Un des grands principes de notre doctrine du maintien de l’ordre est la proportionnalité de l’emploi de la force légitime. Celle-ci ne s’imposait pas, samedi dernier, à Nice, aux abords de la place Garibaldi. La situation calme nécessitait d’effectuer ce que l’on appelle une “vague de refoulement”, c’est-à-dire que le rang de boucliers avance lentement, en ligne, en ordre et en refoulant “en douceur” les manifestants, mais certainement pas une charge. Le calme des troupes et du chef est nécessaire dans une telle situation, et non l’excitation. Or, le chef a manifestement manqué de discernement et de calme, sans doute par manque de formation et de compétence, ce qui a entraîné cette erreur de jugement. En effet, l’unité employée, une compagnie d’intervention de la police nationale dont la mission première et unique n’est pas le maintien de l’ordre, n’était pas constituée de professionnels du maintien de l’ordre. Les sommations du commissaire de police, précédant la charge, étaient irresponsables devant une foule calme. Voilà ce qui arrive quand on emploie des unités non professionnelles du maintien de l’ordre. Seuls les escadrons de gendarmerie mobile (EGM) et les compagnies républicaines de sécurité (CRS) sont des professionnels du maintien de l’ordre.

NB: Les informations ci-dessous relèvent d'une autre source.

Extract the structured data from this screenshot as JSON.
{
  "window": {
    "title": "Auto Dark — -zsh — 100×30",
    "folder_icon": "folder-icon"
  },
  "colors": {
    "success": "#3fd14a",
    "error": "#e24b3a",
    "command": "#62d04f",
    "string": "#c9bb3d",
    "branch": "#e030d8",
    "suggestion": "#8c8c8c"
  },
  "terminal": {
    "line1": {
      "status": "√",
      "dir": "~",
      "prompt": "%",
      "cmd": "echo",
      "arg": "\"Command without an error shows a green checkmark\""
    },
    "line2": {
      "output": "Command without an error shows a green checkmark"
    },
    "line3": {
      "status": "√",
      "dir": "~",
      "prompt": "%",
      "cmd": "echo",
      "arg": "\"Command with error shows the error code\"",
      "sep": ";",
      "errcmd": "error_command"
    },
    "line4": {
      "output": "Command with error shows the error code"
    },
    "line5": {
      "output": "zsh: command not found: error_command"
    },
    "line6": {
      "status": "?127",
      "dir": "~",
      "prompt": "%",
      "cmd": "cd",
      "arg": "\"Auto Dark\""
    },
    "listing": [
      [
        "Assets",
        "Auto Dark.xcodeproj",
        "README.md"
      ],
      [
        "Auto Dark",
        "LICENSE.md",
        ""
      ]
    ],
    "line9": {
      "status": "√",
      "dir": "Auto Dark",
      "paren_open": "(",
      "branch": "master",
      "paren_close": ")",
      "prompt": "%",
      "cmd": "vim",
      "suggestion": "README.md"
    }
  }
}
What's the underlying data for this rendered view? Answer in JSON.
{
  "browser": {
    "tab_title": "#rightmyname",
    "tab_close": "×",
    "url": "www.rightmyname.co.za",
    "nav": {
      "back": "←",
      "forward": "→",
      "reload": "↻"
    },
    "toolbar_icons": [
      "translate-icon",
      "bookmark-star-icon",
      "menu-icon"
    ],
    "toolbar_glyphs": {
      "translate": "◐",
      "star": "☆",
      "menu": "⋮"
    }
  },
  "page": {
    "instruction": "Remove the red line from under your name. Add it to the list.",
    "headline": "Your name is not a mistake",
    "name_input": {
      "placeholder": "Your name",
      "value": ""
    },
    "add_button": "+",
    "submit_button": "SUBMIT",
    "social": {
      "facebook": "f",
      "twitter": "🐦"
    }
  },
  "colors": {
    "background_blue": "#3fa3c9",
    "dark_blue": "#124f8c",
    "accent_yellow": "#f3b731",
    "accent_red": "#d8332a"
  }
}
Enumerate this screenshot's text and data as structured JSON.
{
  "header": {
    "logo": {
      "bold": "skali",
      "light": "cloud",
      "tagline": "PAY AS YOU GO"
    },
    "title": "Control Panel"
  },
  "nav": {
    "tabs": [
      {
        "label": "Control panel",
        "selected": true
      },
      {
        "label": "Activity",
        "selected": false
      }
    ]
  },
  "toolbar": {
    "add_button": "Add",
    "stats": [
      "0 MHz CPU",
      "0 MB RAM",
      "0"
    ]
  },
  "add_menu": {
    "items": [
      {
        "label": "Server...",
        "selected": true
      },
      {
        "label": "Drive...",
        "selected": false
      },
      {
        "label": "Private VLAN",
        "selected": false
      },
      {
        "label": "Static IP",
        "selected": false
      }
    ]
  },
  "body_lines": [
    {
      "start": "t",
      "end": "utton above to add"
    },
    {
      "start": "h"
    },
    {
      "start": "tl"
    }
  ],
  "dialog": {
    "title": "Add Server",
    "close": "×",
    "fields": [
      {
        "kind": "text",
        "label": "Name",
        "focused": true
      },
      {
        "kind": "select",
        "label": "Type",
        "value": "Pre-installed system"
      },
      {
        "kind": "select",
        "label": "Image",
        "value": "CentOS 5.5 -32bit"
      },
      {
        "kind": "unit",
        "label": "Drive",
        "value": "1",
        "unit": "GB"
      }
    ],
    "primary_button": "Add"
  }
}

Cet « accident » de maintien de l’ordre est aussi la conséquence de l’ordre ministériel de Christophe Castaner de ne pas hésiter à employer la force, sous-entendu : vous pouvez y aller, vous serez soutenus. On le sait, à ses yeux, les gilets jaunes restants sont tous des factieux. En ce sens, les propos du ministre de l’Intérieur sont aussi irresponsables car n’ayant pas différencié le traitement à infliger aux manifestants par rapport à celui des casseurs.

Devant la généralisation du mouvement des gilets jaunes depuis dix-neuf semaines sur l’ensemble du territoire, on comprend bien qu’il faille faire appel à des unités de ce type, mais le mouvement devant s’inscrire dans la durée tant que des décisions politiques ne seront pas prises, il est urgent d’améliorer le niveau de formation au maintien de l’ordre de ces compagnies d’intervention. Il en va de même pour les ordres donnés aux nouvelles unités anti-casseurs baptisées BRAV (brigades de répression de l’action violente) afin qu’elles s’imbriquent harmonieusement avec l’action des EGM et des CRS. Sinon, il faut s’attendre à d’autres débordements de ce type, les mêmes causes produisant les même effets.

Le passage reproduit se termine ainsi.